Every computer-use agent I've tried has the same problem -- it takes over your screen. The agent needs to click, type, scroll, and while it does that, you watch. Your foreground app loses focus, windows shuffle around, and you can't do anything until it's done.
Codex does something different. It operates in the background -- your editor stays focused, your cursor stays put, and the agent works in a window you're not looking at. That turns computer use from "sit and wait" into something that runs alongside your actual work.
I wanted to understand how this works on macOS, so I wrote ghostpoke -- a small proof-of-concept that reproduces the same behavior. Full credit to the Codex team for the approach.

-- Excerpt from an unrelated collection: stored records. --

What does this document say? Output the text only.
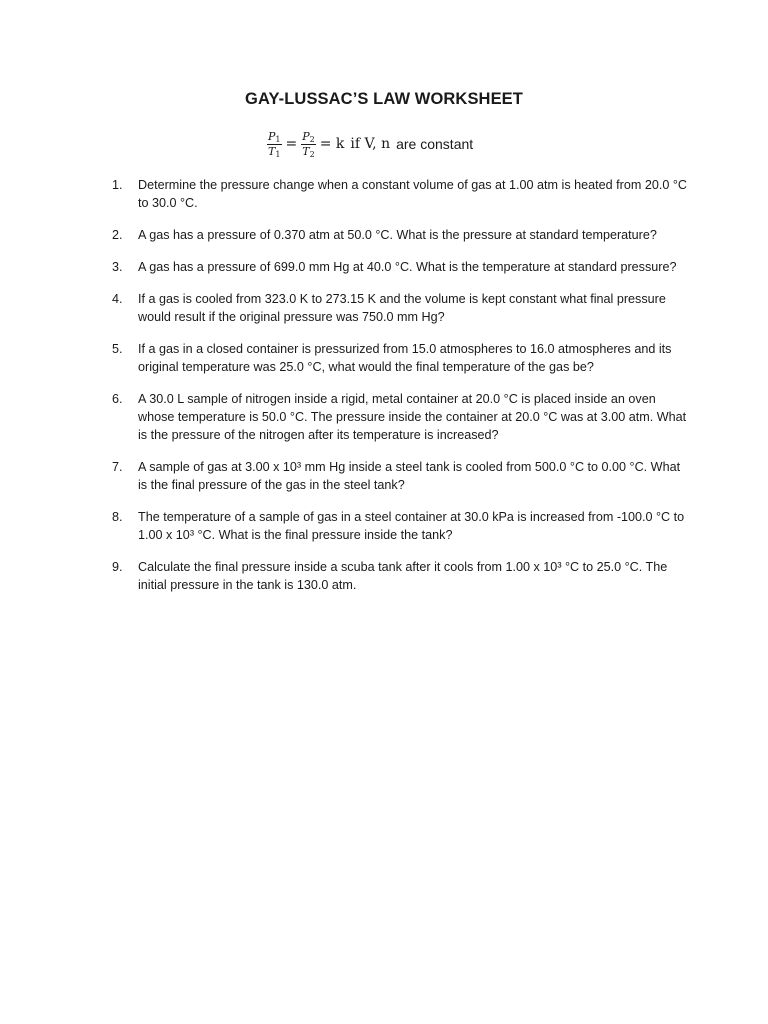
GAY-LUSSAC’S LAW WORKSHEET
$\frac{P_1}{T_1} = \frac{P_2}{T_2} = k$ if V, n are constant
1.	Determine the pressure change when a constant volume of gas at 1.00 atm is heated from 20.0 °C to 30.0 °C.
2.	A gas has a pressure of 0.370 atm at 50.0 °C. What is the pressure at standard temperature?
3.	A gas has a pressure of 699.0 mm Hg at 40.0 °C. What is the temperature at standard pressure?
4.	If a gas is cooled from 323.0 K to 273.15 K and the volume is kept constant what final pressure would result if the original pressure was 750.0 mm Hg?
5.	If a gas in a closed container is pressurized from 15.0 atmospheres to 16.0 atmospheres and its original temperature was 25.0 °C, what would the final temperature of the gas be?
6.	A 30.0 L sample of nitrogen inside a rigid, metal container at 20.0 °C is placed inside an oven whose temperature is 50.0 °C. The pressure inside the container at 20.0 °C was at 3.00 atm. What is the pressure of the nitrogen after its temperature is increased?
7.	A sample of gas at 3.00 x 10³ mm Hg inside a steel tank is cooled from 500.0 °C to 0.00 °C. What is the final pressure of the gas in the steel tank?
8.	The temperature of a sample of gas in a steel container at 30.0 kPa is increased from -100.0 °C to 1.00 x 10³ °C. What is the final pressure inside the tank?
9.	Calculate the final pressure inside a scuba tank after it cools from 1.00 x 10³ °C to 25.0 °C. The initial pressure in the tank is 130.0 atm.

Why focus-stealing is the default
On macOS, input events flow through a central window server. When you click a window, the window server does two things: activates that window (bringing it to focus), then delivers the click. These two steps are coupled by design -- macOS assumes that if you're interacting with a window, you want it in front.
Any tool that sends events through the normal path will activate the target window as a side effect. There's no "click here but don't change focus" option in the standard APIs.
The key: CGEventPostToPid
macOS has a lower-level function that most automation tools ignore: CGEventPostToPid. Instead of posting events to the window server (which manages focus), it posts directly to a process by PID. The event goes straight into the target app's responder chain, bypassing focus management entirely.

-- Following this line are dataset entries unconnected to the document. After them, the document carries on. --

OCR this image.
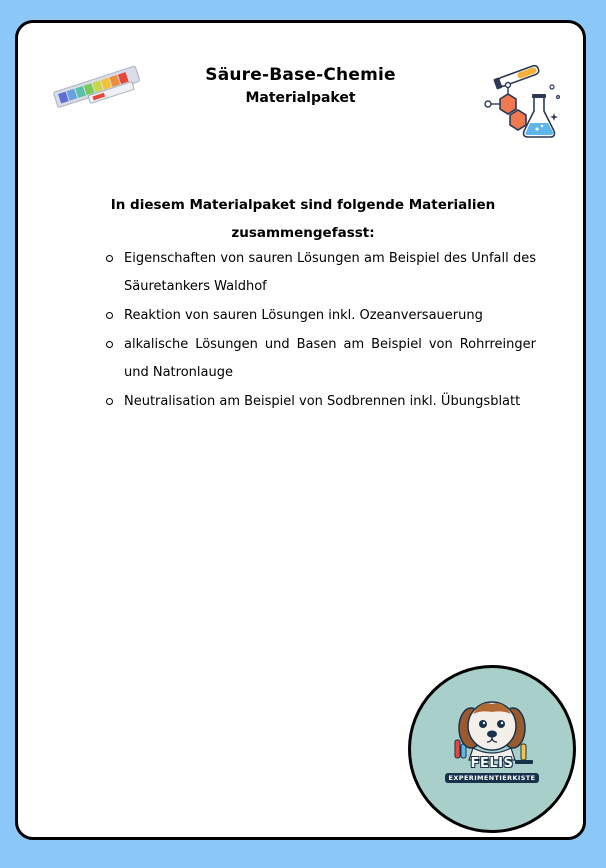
Säure-Base-Chemie
Materialpaket
In diesem Materialpaket sind folgende Materialien zusammengefasst:
Eigenschaften von sauren Lösungen am Beispiel des Unfall des Säuretankers Waldhof
Reaktion von sauren Lösungen inkl. Ozeanversauerung
alkalische Lösungen und Basen am Beispiel von Rohrreinger und Natronlauge
Neutralisation am Beispiel von Sodbrennen inkl. Übungsblatt
FELIS
EXPERIMENTIERKISTE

The challenge is constructing the event correctly -- a bare CGEvent doesn't carry enough routing context for the target app to know which window it's for. Here's the essential flow, simplified:
find target window by app name
-> get window number, PID, and screen position
create NSEvent(type, screen_point, window_number)
-> gives us an event bound to a specific window
convert to CGEvent
-> set WINDOW_UNDER_MOUSE = window_number
-> set WINDOW_CAN_HANDLE_EVENT = window_number
-> set location = screen_point
CGEventPostToPid(pid, cg_event)
-> delivered directly to process, no focus change
That last line is the whole point. The event reaches NSWindow.sendEvent() without touching the window server's activation logic. The foreground app never knows anything happened.
This works for click, key, and drag -- three of the five input types an agent needs.
Chromium's exception
The remaining two -- mouse move and scroll -- get silently dropped by Chromium when the app is in the background. Chromium registers tracking areas with NSTrackingActiveInActiveApp, so macOS only delivers mouse-move events to the frontmost app. Scroll events are routed by physical cursor position, which won't be over the background window.
The workaround: Chrome DevTools Protocol. Input.dispatchMouseEvent injects events directly into the Blink rendering pipeline, bypassing AppKit entirely.
Demo
Here's ghostpoke running all five event types -- click, key, scroll, drag, and move -- against a background Electron app while TextEdit stays in focus the entire time.
What's next
I'm planning to bring this into sanqian so the agent can operate apps in the background without interrupting your work.